The initial flight lasted for about 30 minutes, completely unmanned, at the Korea Aerospace Research Institute’s aviation centre located in South Jeolla Province. 

It took off 32 feet (10 meters) from the ground and hovering, which they say proves the performance and safety of the unmanned flight control system. 

Korean Air has been developing unmanned aerial vehicles for 500MD helicopters through development tasks of the Ministry of Trade, Industry and Energy since 2014.  

After clearing this hurdle, the company, part of a state-led defence program, say they now plan to export the new aircraft in the rapidly growing international market.   

The chopper is equipped with advanced pilot systems, including an aviation control computer, integrated navigation, propulsion and electro-mechanic rotor controllers. 

It can stay in the air for six hours and carry up to 970 pounds (440 km). 

Unmanned helicopters can serve both military and civilian purposes, supplying cargo to battlefields or delivering packages. 

Retired models can also be easily armed, making them a cost-effective air asset.

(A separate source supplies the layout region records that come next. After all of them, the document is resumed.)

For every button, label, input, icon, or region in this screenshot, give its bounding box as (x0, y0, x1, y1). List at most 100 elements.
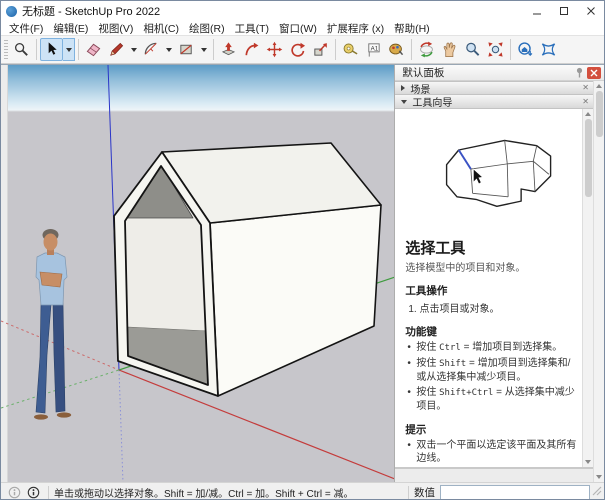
toolbar-separator (213, 39, 214, 60)
menu-help[interactable]: 帮助(H) (389, 21, 435, 36)
scroll-up-icon[interactable] (584, 109, 593, 119)
scroll-down-icon[interactable] (584, 457, 593, 467)
section-close-icon[interactable]: ✕ (582, 98, 589, 106)
panel-close-icon[interactable] (587, 67, 601, 79)
text-fragment: 按住 (416, 342, 439, 353)
maximize-button[interactable] (550, 1, 577, 21)
measurements-label: 数值 (414, 485, 435, 500)
zoom-window-icon[interactable] (10, 38, 33, 61)
tips-heading: 提示 (405, 422, 577, 437)
line-tool-icon[interactable] (105, 38, 128, 61)
menu-tools[interactable]: 工具(T) (230, 21, 274, 36)
menu-window[interactable]: 窗口(W) (274, 21, 322, 36)
list-item: 按住 Shift = 增加项目到选择集和/或从选择集中减少项目。 (405, 357, 577, 384)
model-scene (1, 65, 394, 482)
panel-header: 默认面板 (395, 65, 604, 81)
toolbar-grip[interactable] (4, 40, 8, 60)
eraser-tool-icon[interactable] (82, 38, 105, 61)
push-pull-tool-icon[interactable] (217, 38, 240, 61)
scrollbar-thumb[interactable] (585, 119, 592, 197)
instructor-illustration (405, 117, 587, 235)
list-item: 按住 Ctrl = 增加项目到选择集。 (405, 341, 577, 355)
menu-file[interactable]: 文件(F) (4, 21, 48, 36)
section-scenes[interactable]: 场景 ✕ (395, 81, 593, 95)
sketchup-logo-icon (6, 6, 17, 17)
rotate-tool-icon[interactable] (286, 38, 309, 61)
panel-scrollbar[interactable] (593, 81, 604, 482)
modifiers-heading: 功能键 (405, 324, 577, 339)
scale-tool-icon[interactable] (309, 38, 332, 61)
chevron-down-icon (401, 100, 407, 104)
menu-camera[interactable]: 相机(C) (138, 21, 184, 36)
menu-view[interactable]: 视图(V) (93, 21, 138, 36)
key-name: Ctrl (439, 343, 461, 353)
instructor-subtitle: 选择模型中的项目和对象。 (405, 259, 577, 274)
rectangle-tool-icon[interactable] (175, 38, 198, 61)
menu-extensions[interactable]: 扩展程序 (x) (322, 21, 389, 36)
modifier-list: 按住 Ctrl = 增加项目到选择集。 按住 Shift = 增加项目到选择集和… (405, 341, 577, 413)
panel-title: 默认面板 (402, 65, 572, 80)
extension-warehouse-icon[interactable] (537, 38, 560, 61)
line-tool-dropdown[interactable] (128, 38, 140, 61)
follow-me-tool-icon[interactable] (240, 38, 263, 61)
text-fragment: = 增加项目到选择集。 (461, 342, 562, 353)
paint-bucket-tool-icon[interactable] (385, 38, 408, 61)
person-figure (34, 229, 71, 420)
select-tool-dropdown[interactable] (63, 38, 75, 61)
menu-bar: 文件(F) 编辑(E) 视图(V) 相机(C) 绘图(R) 工具(T) 窗口(W… (1, 21, 604, 36)
toolbar-separator (78, 39, 79, 60)
status-bar: 单击或拖动以选择对象。Shift = 加/减。Ctrl = 加。Shift + … (1, 482, 604, 500)
svg-text:A1: A1 (371, 45, 379, 52)
minimize-button[interactable] (523, 1, 550, 21)
status-separator (408, 486, 409, 500)
3d-warehouse-icon[interactable] (514, 38, 537, 61)
arc-tool-icon[interactable] (140, 38, 163, 61)
toolbar-separator (335, 39, 336, 60)
title-bar: 无标题 - SketchUp Pro 2022 (1, 1, 604, 21)
scroll-up-icon[interactable] (595, 81, 604, 91)
arc-tool-dropdown[interactable] (163, 38, 175, 61)
tips-list: 双击一个平面以选定该平面及其所有边线。 双击一条边线以选定该边线及与其共享的平面… (405, 439, 577, 468)
info-icon-secondary[interactable] (8, 486, 21, 499)
rectangle-tool-dropdown[interactable] (198, 38, 210, 61)
panel-footer (395, 468, 593, 482)
toolbar-separator (510, 39, 511, 60)
scroll-down-icon[interactable] (595, 472, 604, 482)
operation-step: 1. 点击项目或对象。 (405, 300, 577, 315)
menu-edit[interactable]: 编辑(E) (48, 21, 93, 36)
select-tool-icon[interactable] (40, 38, 63, 61)
section-close-icon[interactable]: ✕ (582, 84, 589, 92)
text-fragment: 按住 (416, 387, 439, 398)
measurements-input[interactable] (440, 485, 590, 500)
chevron-right-icon (401, 85, 405, 91)
info-icon[interactable] (27, 486, 40, 499)
pin-icon[interactable] (575, 67, 584, 78)
resize-grip-icon[interactable] (592, 486, 602, 499)
house-model (114, 143, 381, 396)
close-button[interactable] (577, 1, 604, 21)
main-area: 默认面板 场景 ✕ 工具向导 (1, 64, 604, 482)
model-viewport[interactable] (1, 65, 394, 482)
key-name: Shift (439, 359, 466, 369)
list-item: 双击一个平面以选定该平面及其所有边线。 (405, 439, 577, 465)
instructor-scrollbar[interactable] (582, 109, 593, 467)
section-instructor-label: 工具向导 (412, 94, 582, 109)
instructor-panel: 选择工具 选择模型中的项目和对象。 工具操作 1. 点击项目或对象。 功能键 按… (395, 109, 593, 468)
list-item: 双击一条边线以选定该边线及与其共享的平面。 (405, 467, 577, 468)
tape-measure-tool-icon[interactable] (339, 38, 362, 61)
menu-draw[interactable]: 绘图(R) (184, 21, 230, 36)
scrollbar-thumb[interactable] (596, 91, 603, 137)
pan-tool-icon[interactable] (438, 38, 461, 61)
text-tool-icon[interactable]: A1 (362, 38, 385, 61)
default-tray-panel: 默认面板 场景 ✕ 工具向导 (394, 65, 604, 482)
status-message: 单击或拖动以选择对象。Shift = 加/减。Ctrl = 加。Shift + … (54, 485, 354, 500)
zoom-extents-icon[interactable] (484, 38, 507, 61)
toolbar-separator (411, 39, 412, 60)
window-title: 无标题 - SketchUp Pro 2022 (22, 3, 523, 19)
orbit-tool-icon[interactable] (415, 38, 438, 61)
move-tool-icon[interactable] (263, 38, 286, 61)
instructor-title: 选择工具 (405, 237, 577, 258)
text-fragment: 按住 (416, 358, 439, 369)
zoom-tool-icon[interactable] (461, 38, 484, 61)
section-instructor[interactable]: 工具向导 ✕ (395, 95, 593, 109)
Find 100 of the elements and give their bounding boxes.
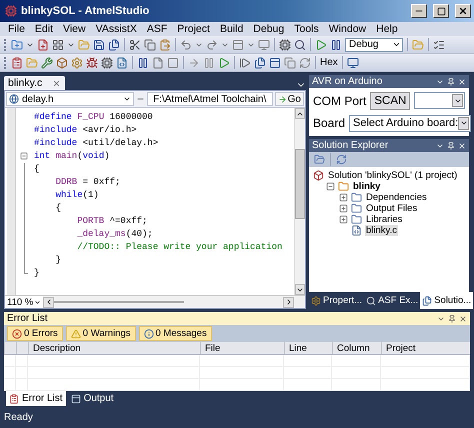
column-header[interactable]: Description: [28, 342, 200, 354]
close-button[interactable]: [455, 4, 471, 18]
menu-item[interactable]: View: [58, 23, 91, 35]
pin-icon[interactable]: [447, 78, 455, 86]
configuration-dropdown[interactable]: Debug: [345, 38, 403, 52]
redo-icon[interactable]: [206, 38, 218, 50]
panel-tab[interactable]: Propert...: [309, 292, 364, 309]
menu-item[interactable]: Tools: [289, 23, 324, 35]
menu-item[interactable]: Window: [324, 23, 372, 35]
menu-item[interactable]: Debug: [248, 23, 290, 35]
menu-item[interactable]: Project: [172, 23, 215, 35]
folder-icon: [351, 203, 362, 214]
com-port-label: COM Port: [313, 94, 366, 108]
add-file-icon[interactable]: [37, 38, 49, 50]
go-button[interactable]: Go: [274, 92, 304, 106]
window-icon[interactable]: [232, 38, 244, 50]
code-line: int main(void): [20, 150, 294, 163]
column-header[interactable]: Project: [381, 342, 470, 354]
tree-item[interactable]: Output Files: [365, 203, 418, 214]
pause-icon[interactable]: [330, 38, 342, 50]
chip-icon[interactable]: [279, 38, 291, 50]
tree-item[interactable]: blinky.c: [365, 225, 398, 236]
pin-icon[interactable]: [448, 314, 456, 322]
tree-item[interactable]: Dependencies: [365, 192, 428, 203]
menu-item[interactable]: Build: [214, 23, 248, 35]
panel-tab[interactable]: ASF Ex...: [364, 292, 420, 309]
save-all-icon[interactable]: [108, 38, 120, 50]
grid-icon[interactable]: [52, 38, 64, 50]
code-line: {: [20, 163, 294, 176]
undo-icon[interactable]: [180, 38, 192, 50]
folder-icon: [351, 192, 362, 203]
copy-icon[interactable]: [284, 56, 296, 68]
play-icon[interactable]: [218, 56, 230, 68]
scroll-thumb[interactable]: [54, 301, 184, 303]
filter-toggle[interactable]: 0 Messages: [138, 326, 212, 341]
chip-icon[interactable]: [101, 56, 113, 68]
checklist-icon[interactable]: [11, 56, 23, 68]
box-icon[interactable]: [56, 56, 68, 68]
panel-header: AVR on Arduino: [309, 75, 469, 88]
close-icon[interactable]: [52, 78, 62, 88]
gear-icon[interactable]: [71, 56, 83, 68]
code-file-icon[interactable]: [116, 56, 128, 68]
file-path-dropdown[interactable]: F:\Atmel\Atmel Toolchain\: [146, 92, 273, 106]
expand-icon[interactable]: [339, 204, 348, 213]
error-list-icon: [9, 394, 19, 404]
monitor-icon[interactable]: [346, 56, 359, 68]
scan-button[interactable]: SCAN: [370, 92, 410, 110]
refresh-icon[interactable]: [336, 154, 347, 165]
stop-icon[interactable]: [167, 56, 179, 68]
scroll-thumb[interactable]: [295, 149, 305, 219]
com-port-dropdown[interactable]: [414, 92, 465, 110]
tree-item[interactable]: Libraries: [365, 214, 404, 225]
menu-item[interactable]: ASF: [142, 23, 172, 35]
app-icon: [5, 5, 17, 17]
refresh-icon[interactable]: [299, 56, 311, 68]
copy-icon[interactable]: [144, 38, 156, 50]
panel-tab[interactable]: Error List: [6, 391, 66, 406]
column-header[interactable]: Line: [284, 342, 332, 354]
filter-toggle[interactable]: 0 Warnings: [66, 326, 136, 341]
hex-toggle[interactable]: Hex: [320, 57, 338, 68]
menu-item[interactable]: File: [3, 23, 30, 35]
wrench-icon[interactable]: [41, 56, 53, 68]
member-dropdown[interactable]: delay.h: [6, 92, 134, 106]
folder-icon[interactable]: [314, 154, 325, 165]
save-icon[interactable]: [93, 38, 105, 50]
step-icon[interactable]: [239, 56, 251, 68]
collapse-icon[interactable]: [20, 152, 28, 160]
minimize-button[interactable]: [411, 4, 427, 18]
menu-item[interactable]: Help: [371, 23, 403, 35]
panel-tab[interactable]: Solutio...: [420, 292, 474, 309]
collapse-icon[interactable]: [326, 182, 335, 191]
column-header[interactable]: Column: [332, 342, 381, 354]
scissors-icon[interactable]: [129, 38, 141, 50]
close-icon[interactable]: [459, 314, 467, 322]
panel-tab[interactable]: Output: [68, 391, 117, 406]
monitor-icon[interactable]: [258, 38, 270, 50]
search-icon[interactable]: [294, 38, 306, 50]
document-tab[interactable]: blinky.c: [4, 76, 66, 90]
window-icon[interactable]: [269, 56, 281, 68]
solution-icon: [313, 170, 324, 181]
output-icon: [70, 394, 81, 404]
pause-icon[interactable]: [137, 56, 149, 68]
bug-icon[interactable]: [86, 56, 98, 68]
column-header[interactable]: File: [200, 342, 284, 354]
menu-item[interactable]: VAssistX: [90, 23, 142, 35]
tree-item[interactable]: Solution 'blinkySOL' (1 project): [327, 170, 458, 181]
windows-icon[interactable]: [254, 56, 266, 68]
zoom-dropdown[interactable]: 110 %: [5, 296, 43, 308]
code-line: }: [20, 267, 294, 280]
maximize-button[interactable]: [433, 4, 449, 18]
expand-icon[interactable]: [339, 215, 348, 224]
pin-icon[interactable]: [447, 142, 455, 150]
expand-icon[interactable]: [339, 193, 348, 202]
menu-item[interactable]: Edit: [30, 23, 58, 35]
list-icon[interactable]: [433, 38, 445, 50]
board-dropdown[interactable]: Select Arduino board:: [349, 114, 472, 132]
clipboard-icon[interactable]: [159, 38, 171, 50]
play-icon[interactable]: [315, 38, 327, 50]
tree-item[interactable]: blinky: [352, 181, 382, 192]
filter-toggle[interactable]: 0 Errors: [7, 326, 63, 341]
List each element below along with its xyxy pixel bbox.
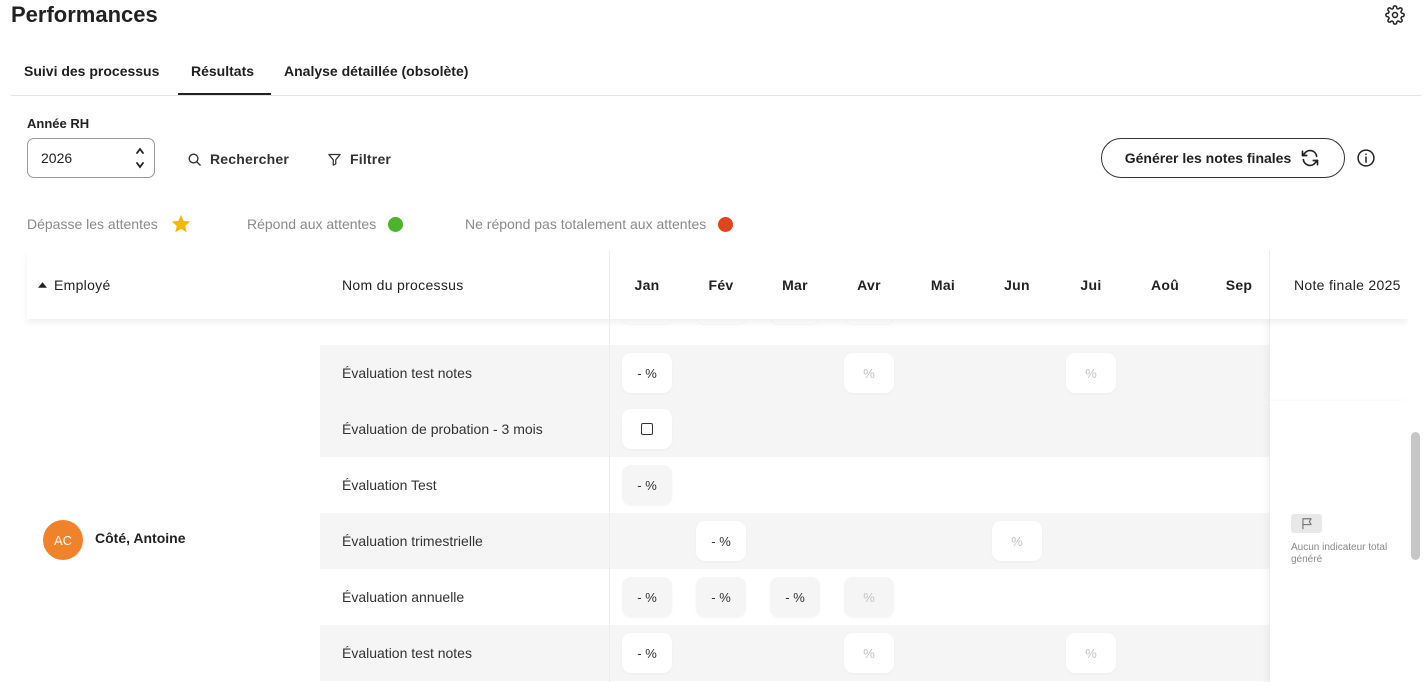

Korean Air says that with further development, the helicopter will be upgraded to carry out missions including day and night time surveillance.

Feedback from customers until the end of 2021 will provide them with information to update flight range, altitude and other performance factors. 

Korean Air said it obtained a special airworthiness certification from the Defence Acquisition Program Administration for the latest flight after a series of remote manoeuvering assessments and aviation safety tests.  

Korean Air in 1976 was the first in the country to start producing 500MD helicopters for military use. 

It has since supplied a number of aircraft to the Korean military, such as the F-5 fighter jet and UH-60 helicopter fleet.